Q-6. The 2002 AUMF cites two grounds for the use of force, the second of which is to “enforce all relevant United Nations Security Council resolutions regarding Iraq.” The principal Security Council Resolution on Iraq was Resolution 1441, adopted on November 8, 2002. Since the beginning of hostilities on March 20, 2003 there have been additional Security Council resolutions concerning Iraq. Can’t it be argued that U.S. forces are authorized to remain in Iraq to enforce these resolutions and that on these grounds the 2002 AUMF is, in effect, extended or expanded?

A. No, and for several reasons. First, and most basically, the AUMF may only refer to UN resolutions in existence, and hence incorporated by reference, on the date the AUMF became law. Nothing in the AUMF suggests that U.S. forces should be engaged to enforce future resolutions, the scope and content of which were necessarily unknown and unknowable in 2002. (And it would be an extreme example of impermissible delegation by Congress.)

Second, the Security Council resolutions before and after March 20, 2003 by their texts and context not only belie any attempt to interpret the AUMF as effectively extended or expanded, but on the contrary underscore that the AUMF has by its terms expired.

Security Council Resolution 1441 in November 2002 dealt with the threat to international security posed by Iraq’s WMD and its nuclear program. Two of its preamble clauses (out of many more preamble and operative clauses) make the point:

Recognizing the threat Iraq's non-compliance with Council resolutions and proliferation of weapons of mass destruction and long-range missiles poses to international peace and security,

* * *

Deploring the fact that Iraq has not provided an accurate, full, final, and complete disclosure, as required by resolution 687 (1991), of all aspects of its programmes to develop weapons of mass destruction and ballistic missiles with a range greater than one hundred and fifty kilometres, and of all holdings of such weapons, their components and production facilities and locations, as well as all other nuclear programmes, including any which it claims are for purposes not related to nuclear-weapons-usable material,

Security Council Resolution 1483, adopted May 22, 2003, dealt almost exclusively with financial, humanitarian, and technical aspects of the unified command occupying Iraq at that date. One of its preamble clauses stated: “Reaffirming also the importance of the disarmament of Iraqi weapons of mass destruction and of eventual confirmation of the disarmament of Iraq.” (Emphasis supplied.) On May 22, 2003, two months after the initiation of the conflict, the Security Council could still reiterate concerns about WMD. That reiteration could not and was not repeated in subsequent resolutions.

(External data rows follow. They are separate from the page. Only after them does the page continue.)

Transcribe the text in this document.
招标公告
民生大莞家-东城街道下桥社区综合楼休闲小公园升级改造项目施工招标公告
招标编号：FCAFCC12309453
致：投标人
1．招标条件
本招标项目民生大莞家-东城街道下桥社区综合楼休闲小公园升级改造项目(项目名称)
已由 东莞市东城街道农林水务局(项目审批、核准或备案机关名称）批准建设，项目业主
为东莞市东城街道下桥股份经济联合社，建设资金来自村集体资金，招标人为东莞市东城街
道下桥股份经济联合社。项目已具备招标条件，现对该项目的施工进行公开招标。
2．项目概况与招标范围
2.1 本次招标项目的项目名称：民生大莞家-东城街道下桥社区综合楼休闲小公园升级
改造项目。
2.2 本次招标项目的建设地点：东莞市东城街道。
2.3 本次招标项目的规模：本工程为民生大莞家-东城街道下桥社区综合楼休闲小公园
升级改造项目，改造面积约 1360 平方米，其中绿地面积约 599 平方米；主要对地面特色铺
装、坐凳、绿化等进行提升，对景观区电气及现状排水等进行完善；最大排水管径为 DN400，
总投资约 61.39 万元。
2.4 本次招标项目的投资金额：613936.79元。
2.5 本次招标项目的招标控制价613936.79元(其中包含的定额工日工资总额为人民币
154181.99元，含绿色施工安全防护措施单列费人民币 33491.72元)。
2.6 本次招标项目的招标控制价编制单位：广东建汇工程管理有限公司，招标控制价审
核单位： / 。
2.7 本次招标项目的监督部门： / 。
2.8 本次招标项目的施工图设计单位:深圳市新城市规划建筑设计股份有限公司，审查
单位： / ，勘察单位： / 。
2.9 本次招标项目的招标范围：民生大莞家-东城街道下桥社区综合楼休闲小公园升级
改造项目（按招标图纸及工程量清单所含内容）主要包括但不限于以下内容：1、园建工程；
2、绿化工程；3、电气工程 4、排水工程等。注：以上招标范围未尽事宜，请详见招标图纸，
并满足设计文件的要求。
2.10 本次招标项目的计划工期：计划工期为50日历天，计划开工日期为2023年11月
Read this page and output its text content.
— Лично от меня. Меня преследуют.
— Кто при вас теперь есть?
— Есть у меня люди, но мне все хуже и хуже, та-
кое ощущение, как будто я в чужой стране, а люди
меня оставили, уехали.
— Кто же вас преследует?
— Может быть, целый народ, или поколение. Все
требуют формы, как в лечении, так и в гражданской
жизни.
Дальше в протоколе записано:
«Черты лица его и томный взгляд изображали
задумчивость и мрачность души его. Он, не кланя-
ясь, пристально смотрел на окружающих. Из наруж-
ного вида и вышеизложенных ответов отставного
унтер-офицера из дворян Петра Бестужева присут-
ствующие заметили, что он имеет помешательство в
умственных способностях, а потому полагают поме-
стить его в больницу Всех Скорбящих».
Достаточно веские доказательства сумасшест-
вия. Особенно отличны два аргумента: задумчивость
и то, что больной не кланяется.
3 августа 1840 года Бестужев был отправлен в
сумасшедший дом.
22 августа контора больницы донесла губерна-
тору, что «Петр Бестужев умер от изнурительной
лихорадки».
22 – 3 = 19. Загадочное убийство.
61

Resolution 1546 was adopted on June 8, 2004, noting transfer of power from the Coalition Provisional Authority to the Iraqi Interim Government.

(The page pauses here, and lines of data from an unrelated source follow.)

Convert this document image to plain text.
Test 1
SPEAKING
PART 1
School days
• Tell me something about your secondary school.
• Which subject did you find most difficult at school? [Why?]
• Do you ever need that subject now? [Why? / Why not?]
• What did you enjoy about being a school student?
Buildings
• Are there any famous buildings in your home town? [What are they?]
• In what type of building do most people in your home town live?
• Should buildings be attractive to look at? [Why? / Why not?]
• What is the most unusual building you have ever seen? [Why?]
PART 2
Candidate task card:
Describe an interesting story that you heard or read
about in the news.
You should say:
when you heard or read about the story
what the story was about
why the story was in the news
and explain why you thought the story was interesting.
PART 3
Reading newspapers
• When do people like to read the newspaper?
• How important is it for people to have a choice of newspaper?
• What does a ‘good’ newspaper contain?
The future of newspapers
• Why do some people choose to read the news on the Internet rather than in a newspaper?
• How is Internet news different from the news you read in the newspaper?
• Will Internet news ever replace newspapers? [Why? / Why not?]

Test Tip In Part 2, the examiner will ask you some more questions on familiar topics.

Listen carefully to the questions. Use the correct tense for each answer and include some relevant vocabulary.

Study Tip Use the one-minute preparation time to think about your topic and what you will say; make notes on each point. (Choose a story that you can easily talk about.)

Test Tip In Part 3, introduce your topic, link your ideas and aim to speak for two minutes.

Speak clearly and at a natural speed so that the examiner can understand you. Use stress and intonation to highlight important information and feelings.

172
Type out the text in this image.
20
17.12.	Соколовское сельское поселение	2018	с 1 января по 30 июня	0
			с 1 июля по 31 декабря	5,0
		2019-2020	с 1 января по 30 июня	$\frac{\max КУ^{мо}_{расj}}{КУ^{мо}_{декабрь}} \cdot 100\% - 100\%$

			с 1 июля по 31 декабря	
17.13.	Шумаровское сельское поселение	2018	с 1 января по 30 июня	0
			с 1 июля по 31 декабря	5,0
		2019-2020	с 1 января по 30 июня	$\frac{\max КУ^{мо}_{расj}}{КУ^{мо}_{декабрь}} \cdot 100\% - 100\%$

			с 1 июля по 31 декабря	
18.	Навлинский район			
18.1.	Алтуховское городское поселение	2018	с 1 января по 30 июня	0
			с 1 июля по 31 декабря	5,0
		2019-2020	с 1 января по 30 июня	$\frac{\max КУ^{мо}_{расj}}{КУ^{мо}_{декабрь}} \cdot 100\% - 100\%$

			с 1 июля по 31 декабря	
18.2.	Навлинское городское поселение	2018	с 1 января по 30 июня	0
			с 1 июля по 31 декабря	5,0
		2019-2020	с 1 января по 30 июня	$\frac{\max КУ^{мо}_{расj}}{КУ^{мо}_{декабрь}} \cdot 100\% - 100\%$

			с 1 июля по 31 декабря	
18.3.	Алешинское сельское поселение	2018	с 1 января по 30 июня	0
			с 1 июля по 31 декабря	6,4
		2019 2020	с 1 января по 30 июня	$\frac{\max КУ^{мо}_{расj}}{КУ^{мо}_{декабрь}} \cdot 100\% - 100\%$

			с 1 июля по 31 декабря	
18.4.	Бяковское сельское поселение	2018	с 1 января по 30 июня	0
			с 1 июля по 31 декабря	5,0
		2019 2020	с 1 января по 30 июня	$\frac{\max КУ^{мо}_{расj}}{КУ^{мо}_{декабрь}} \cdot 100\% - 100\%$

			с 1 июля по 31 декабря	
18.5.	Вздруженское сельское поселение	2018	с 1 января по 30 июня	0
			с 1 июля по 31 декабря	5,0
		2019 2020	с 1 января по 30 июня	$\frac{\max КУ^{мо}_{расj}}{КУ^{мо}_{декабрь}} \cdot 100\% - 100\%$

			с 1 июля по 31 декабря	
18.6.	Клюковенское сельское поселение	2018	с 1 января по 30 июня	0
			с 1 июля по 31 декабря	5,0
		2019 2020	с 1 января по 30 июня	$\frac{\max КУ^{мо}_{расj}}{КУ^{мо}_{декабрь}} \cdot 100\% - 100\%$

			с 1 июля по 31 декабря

Resolution 1723, adopted November 28, 2006, extended the mandate of the multinational force until December 31, 2007. But the talk of WMD and covert nuclear programs is gone. The focus is rather on stabilizing and rebuilding Iraq. The contrast between 1441 and 1723 could not be greater, just as the mission recited in the AUMF and the present military goals of the United States in Iraq–stated by the President and underscored by Gen. Petraeus–could not be greater.

Put more succinctly, the UN and the US acknowledge that the mission in Iraq has shifted dramatically since the war began in 2003. The specific goals of the AUMF–the triggers for federalization of National Guard members–have not been confirmed, extended, or re-validated by the evolution of Security Council resolutions on Iraq from 2002 to 2006. On the contrary, the Security Council resolutions underscore that the goals of the AUMF have either been met or are no longer applicable.